Arrivano subito le bacchettate dei vescovi (e la scomunica del card. Benelli, arcivescovo di Firenze, grande sconfitto da Wojtyla nel conclave del 1978, che accusa Gozzini di ingratitudine verso la Chiesa e di aver arrecato «grave disorientamento e vero e proprio danno» ai credenti), ma l’operazione va in porto e, con le elezioni del 1976 in cui il Pci raggiunge il suo massimo storico con il 34,4% dei voti, al Senato gli indipendenti di sinistra saranno 18, con una cospicua pattuglia di cattolici. Saranno anni di importanti battaglie parlamentari e sociali, in cui daranno un contributo fondamentale: la legge 194 sull’aborto e il successivo referendum, il nuovo Concordato firmato da Craxi nel 1984 (contro cui venne condotta una dura battaglia da parte degli indipendenti di sinistra), le iniziative contro gli euromissili a Comiso e il nucleare civile, la riforma dell’ordinamento giudiziario (con l’approvazione della legge Gozzini), la nuova legge sull’obiezione di coscienza approvata dal Parlamento ma bocciata dall’allora presidente della Repubblica Cossiga.

Alla fine degli anni ’80 la crisi, per almeno due ordini di motivi: una conflittualità interna al gruppo – che frattanto si era numericamente ampliato – sempre più marcata («erroneamente» presentata dalla stampa, nota Scirè, come scontro fra cattolici e laici, quando in realtà si trattava di «dissidi personali e punti di vista diversi nella ricerca di una strada percorribile per la sinistra italiana» alla vigilia della caduta del Muro di Berlino) e soprattutto il venir meno di quella indipendenza che Berlinguer aveva sempre garantito, ma che i suoi successori alla guida del partito non intendevano più assicurare, vanificando quindi le ragioni fondanti la Sinistra Indipendente. Che con la fine del Pci, diventato Partito democratico della sinistra (Pds) – una scelta a cui buona parte dei cattolici si mostrò contraria: La Valle scrisse una lettera aperta ad Occhetto criticando «il cambio del nome e il cedimento ad una logica occidentale basata sul mercato che contraddiceva tutta la storia della sinistra comunista italiana» –, esaurì la sua storia durata un quarto di secolo.
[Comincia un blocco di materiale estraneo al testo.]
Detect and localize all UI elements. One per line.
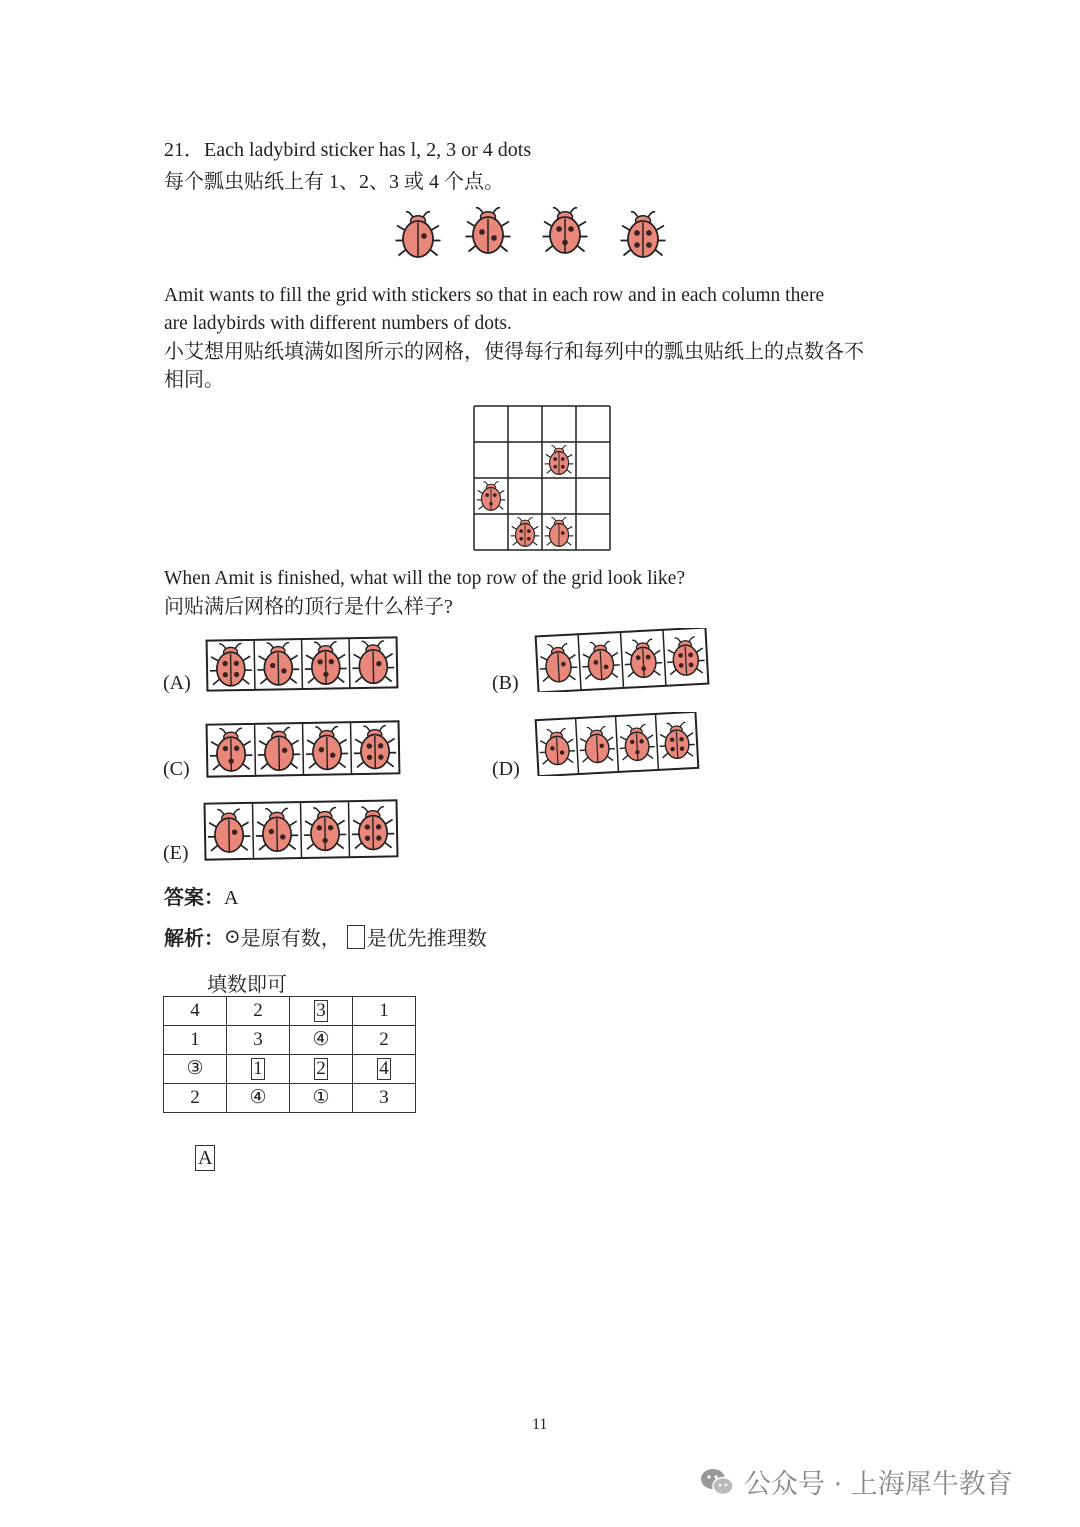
question-title: 21．Each ladybird sticker has l, 2, 3 or 4 dots	[164, 139, 532, 161]
grid-sticker	[545, 446, 574, 475]
analysis-label: 解析：	[164, 928, 224, 950]
grid-sticker	[511, 518, 540, 547]
solution-table	[163, 996, 416, 1113]
option-a-strip[interactable]	[203, 635, 401, 693]
boxed-number: 3	[316, 1000, 326, 1021]
answer-value: A	[224, 887, 239, 909]
wechat-icon	[700, 1467, 734, 1497]
option-c-label[interactable]: (C)	[163, 758, 190, 780]
number: 1	[190, 1029, 200, 1050]
question-ask-cn: 问贴满后网格的顶行是什么样子?	[164, 596, 453, 618]
answer-label: 答案：	[164, 887, 224, 909]
page-number: 11	[532, 1416, 548, 1433]
number: 4	[190, 1000, 200, 1021]
option-e-strip[interactable]	[201, 798, 401, 862]
question-body-cn-1: 小艾想用贴纸填满如图所示的网格，使得每行和每列中的瓢虫贴纸上的点数各不	[164, 341, 864, 363]
square-box-icon	[347, 925, 365, 949]
option-d-label[interactable]: (D)	[492, 758, 520, 780]
number: 3	[379, 1087, 389, 1108]
answer-line	[164, 881, 238, 910]
boxed-number: 2	[316, 1058, 326, 1079]
number: 3	[253, 1029, 263, 1050]
solution-cell	[227, 1026, 290, 1055]
grid-sticker	[545, 518, 574, 547]
strip-divider	[351, 722, 352, 774]
option-b-strip[interactable]	[533, 628, 711, 692]
strip-divider	[349, 638, 350, 688]
reference-ladybird	[466, 208, 511, 253]
solution-cell	[353, 1084, 416, 1113]
reference-ladybird	[621, 212, 666, 257]
solution-row	[164, 997, 416, 1026]
number: 2	[253, 1000, 263, 1021]
solution-cell	[227, 1084, 290, 1113]
question-title-cn: 每个瓢虫贴纸上有 1、2、3 或 4 个点。	[164, 171, 504, 193]
solution-cell	[227, 997, 290, 1026]
question-body-en-2: are ladybirds with different numbers of dots.	[164, 313, 512, 334]
solution-cell	[164, 997, 227, 1026]
question-body-en-1: Amit wants to fill the grid with stickers so that in each row and in each column there	[164, 285, 825, 306]
strip-divider	[255, 724, 256, 776]
strip-divider	[254, 640, 255, 690]
circle-explanation: 是原有数，	[240, 928, 341, 950]
boxed-number: 4	[379, 1058, 389, 1079]
analysis-line	[164, 922, 487, 951]
strip-divider	[253, 803, 254, 859]
option-d-strip[interactable]	[533, 712, 701, 776]
solution-row	[164, 1084, 416, 1113]
strip-divider	[302, 639, 303, 689]
solution-cell	[290, 997, 353, 1026]
solution-row	[164, 1055, 416, 1084]
number: ④	[249, 1087, 267, 1108]
fill-hint: 填数即可	[207, 974, 287, 996]
number: ④	[312, 1029, 330, 1050]
strip-divider	[349, 801, 350, 857]
box-explanation: 是优先推理数	[366, 928, 487, 950]
option-c-strip[interactable]	[203, 719, 403, 779]
solution-cell	[290, 1026, 353, 1055]
solution-cell	[353, 1055, 416, 1084]
solution-cell	[164, 1055, 227, 1084]
question-body-cn-2: 相同。	[164, 369, 224, 391]
solution-cell	[227, 1055, 290, 1084]
strip-divider	[301, 802, 302, 858]
puzzle-grid	[470, 402, 615, 554]
option-e-label[interactable]: (E)	[163, 842, 189, 864]
boxed-number: 1	[253, 1058, 263, 1079]
number: ③	[186, 1058, 204, 1079]
option-b-label[interactable]: (B)	[492, 672, 519, 694]
number: 2	[379, 1029, 389, 1050]
solution-cell	[290, 1084, 353, 1113]
strip-divider	[303, 723, 304, 775]
ladybird-reference-row	[395, 200, 675, 272]
solution-row	[164, 1026, 416, 1055]
number: 2	[190, 1087, 200, 1108]
circle-dot-icon: ⊙	[224, 926, 241, 948]
solution-cell	[353, 997, 416, 1026]
solution-cell	[164, 1084, 227, 1113]
solution-cell	[290, 1055, 353, 1084]
watermark-text: 公众号 · 上海犀牛教育	[744, 1469, 1013, 1500]
solution-cell	[164, 1026, 227, 1055]
reference-ladybird	[543, 208, 588, 253]
reference-ladybird	[396, 212, 441, 257]
number: ①	[312, 1087, 330, 1108]
option-a-label[interactable]: (A)	[163, 672, 191, 694]
solution-cell	[353, 1026, 416, 1055]
watermark	[700, 1462, 1013, 1501]
number: 1	[379, 1000, 389, 1021]
final-answer: A	[195, 1145, 215, 1171]
question-ask-en: When Amit is finished, what will the top row of the grid look like?	[164, 568, 685, 589]
grid-sticker	[477, 482, 506, 511]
La Sinistra Indipendente, oltre che un esperimento unico in cui un partito ha messo a disposizione una parte consistente dei suoi seggi per costituire un gruppo autonomo scisso da vincoli di appartenenza ed obbedienza, è stato un originalissimo «laboratorio politico e culturale», in cui hanno convissuto uomini e donne «di formazione e provenienza diversa», «un microcosmo» della società italiana e delle «contraddizioni della sinistra», nota Scirè. Un’esperienza politica di grande valore, il cui patrimonio però appare tanto disperso quanto ancora di grande attualità ed utilità, in ordine alla definizione delle alleanze a sinistra, alla difesa della laicità dello Stato, alla salvaguardia dei diritti civili e umani. Allora «ci si deve interrogare se si possa oggi recuperare, se non proprio quel progetto di alternativa riformista “militante” (parafrasando le parole di Parri), quanto meno alcuni dei metodi da loro proposti, debitamente aggiornati alla completamente mutata realtà sociale, economica e politica».